Of Substrings and Divisors

Today I turned 27375 days old and this number has an interesting property in that:$$ \begin{align} 27375 &=375 \times 73  \\ &=5 \times 73 \times 75 \end{align}$$Looking at the numbers on the RHS of the equations, it can be seen that 5, 73, 75 and 375 are all substrings of the string 27375, considering the numbers as collections of characters rather than digits. The numbers with this property form OEIS A059470:

A059470

Numbers that are the products of distinct substrings (>1) of themselves and do not end in 0.

These numbers are not numerous and up to 40000 they are:

125, 375, 735, 1197, 1296, 1352, 1593, 1734, 2346, 3125, 4224, 4872, 5775, 8448, 9072, 11715, 12768, 13455, 14476, 14673, 15625, 16128, 17136, 17493, 18432, 21168, 22176, 23184, 23391, 27216, 27375, 27648, 27864, 32256, 34272, 34398, 36288, 36864, 37296, 39375

The breakdown into divisors/substrings is as follows with some numbers having more than one representation (permalink):

125 equals the product of [25, 5]

375 equals the product of [75, 5]

735 equals the product of [35, 3, 7]

1197 equals the product of [9, 19, 7]

1296 equals the product of [9, 2, 12, 6]

1352 equals the product of [2, 52, 13]

1593 equals the product of [9, 3, 59]

1734 equals the product of [17, 34, 3]

2346 equals the product of [3, 34, 23]

3125 equals the product of [25, 125]

4224 equals the product of [24, 2, 4, 22]

4872 equals the product of [87, 7, 8]

4872 equals the product of [2, 4, 87, 7]

5775 equals the product of [75, 77]

8448 equals the product of [48, 4, 44]

9072 equals the product of [72, 9, 2, 7]

11715 equals the product of [11, 15, 71]

12768 equals the product of [2, 7, 12, 76]

13455 equals the product of [13, 3, 345]

14476 equals the product of [7, 44, 47]

14673 equals the product of [3, 73, 67]

15625 equals the product of [625, 25]

16128 equals the product of [6, 8, 12, 28]

17136 equals the product of [3, 6, 7, 136]

17493 equals the product of [17, 3, 49, 7]

18432 equals the product of [32, 4, 18, 8]

21168 equals the product of [21, 6, 168]

22176 equals the product of [176, 21, 6]

23184 equals the product of [3, 4, 84, 23]

23391 equals the product of [339, 3, 23]

27216 equals the product of [6, 21, 216]

27216 equals the product of [2, 7, 72, 27]

27375 equals the product of [375, 73]

27375 equals the product of [5, 73, 75]

27648 equals the product of [64, 2, 8, 27]

27864 equals the product of [2, 6, 86, 27]

32256 equals the product of [32, 3, 6, 56]

34272 equals the product of [3, 42, 272]

34272 equals the product of [2, 34, 7, 72]

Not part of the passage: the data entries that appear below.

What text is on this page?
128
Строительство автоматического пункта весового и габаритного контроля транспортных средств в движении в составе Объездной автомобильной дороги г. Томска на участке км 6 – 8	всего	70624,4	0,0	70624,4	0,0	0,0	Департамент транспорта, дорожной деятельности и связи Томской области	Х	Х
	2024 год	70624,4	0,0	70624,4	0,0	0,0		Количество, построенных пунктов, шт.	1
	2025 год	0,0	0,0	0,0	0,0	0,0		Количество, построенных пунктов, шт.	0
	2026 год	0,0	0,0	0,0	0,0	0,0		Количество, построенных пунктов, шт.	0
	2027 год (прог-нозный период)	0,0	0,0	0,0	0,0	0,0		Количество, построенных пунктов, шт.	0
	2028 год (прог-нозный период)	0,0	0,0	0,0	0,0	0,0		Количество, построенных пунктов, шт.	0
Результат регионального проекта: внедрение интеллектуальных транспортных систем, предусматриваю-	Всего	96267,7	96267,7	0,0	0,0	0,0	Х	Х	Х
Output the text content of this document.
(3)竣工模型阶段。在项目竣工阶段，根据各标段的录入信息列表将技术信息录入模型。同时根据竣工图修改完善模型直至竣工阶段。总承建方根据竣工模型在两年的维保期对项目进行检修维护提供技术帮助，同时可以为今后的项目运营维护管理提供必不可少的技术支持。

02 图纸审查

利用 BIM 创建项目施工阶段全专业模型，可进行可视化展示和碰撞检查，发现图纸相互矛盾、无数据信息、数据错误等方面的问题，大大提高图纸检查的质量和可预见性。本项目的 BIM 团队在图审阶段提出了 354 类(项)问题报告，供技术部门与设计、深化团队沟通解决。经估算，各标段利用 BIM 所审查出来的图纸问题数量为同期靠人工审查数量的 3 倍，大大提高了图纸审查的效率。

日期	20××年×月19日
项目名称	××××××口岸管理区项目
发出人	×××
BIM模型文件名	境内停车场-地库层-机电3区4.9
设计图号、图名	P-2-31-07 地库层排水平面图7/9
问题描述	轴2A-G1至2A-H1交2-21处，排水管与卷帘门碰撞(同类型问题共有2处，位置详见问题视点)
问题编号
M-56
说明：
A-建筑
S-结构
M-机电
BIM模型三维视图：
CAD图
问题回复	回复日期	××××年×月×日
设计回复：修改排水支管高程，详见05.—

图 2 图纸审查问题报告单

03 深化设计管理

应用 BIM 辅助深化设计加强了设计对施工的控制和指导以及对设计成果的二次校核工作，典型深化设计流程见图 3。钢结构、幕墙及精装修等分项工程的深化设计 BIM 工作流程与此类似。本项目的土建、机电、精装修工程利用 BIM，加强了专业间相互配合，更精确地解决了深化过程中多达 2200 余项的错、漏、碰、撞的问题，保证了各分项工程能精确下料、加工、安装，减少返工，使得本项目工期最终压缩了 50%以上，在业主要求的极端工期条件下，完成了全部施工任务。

34272 equals the product of [2, 34, 3, 4, 42]

34398 equals the product of [9, 98, 39]

36288 equals the product of [2, 3, 36, 6, 28]

36864 equals the product of [64, 3, 4, 6, 8]

37296 equals the product of [2, 37, 7, 72]

37296 equals the product of [2, 7, 296, 9]

37296 equals the product of [3, 6, 7, 296]

39375 equals the product of [3, 5, 7, 375]

I adapted the code for generating the substrings from this source (see Figure 1).

While these numbers are not frequent, there are two coming up in the relatively near future (27648 and 27864) before there is a big gap to the next number, 32256.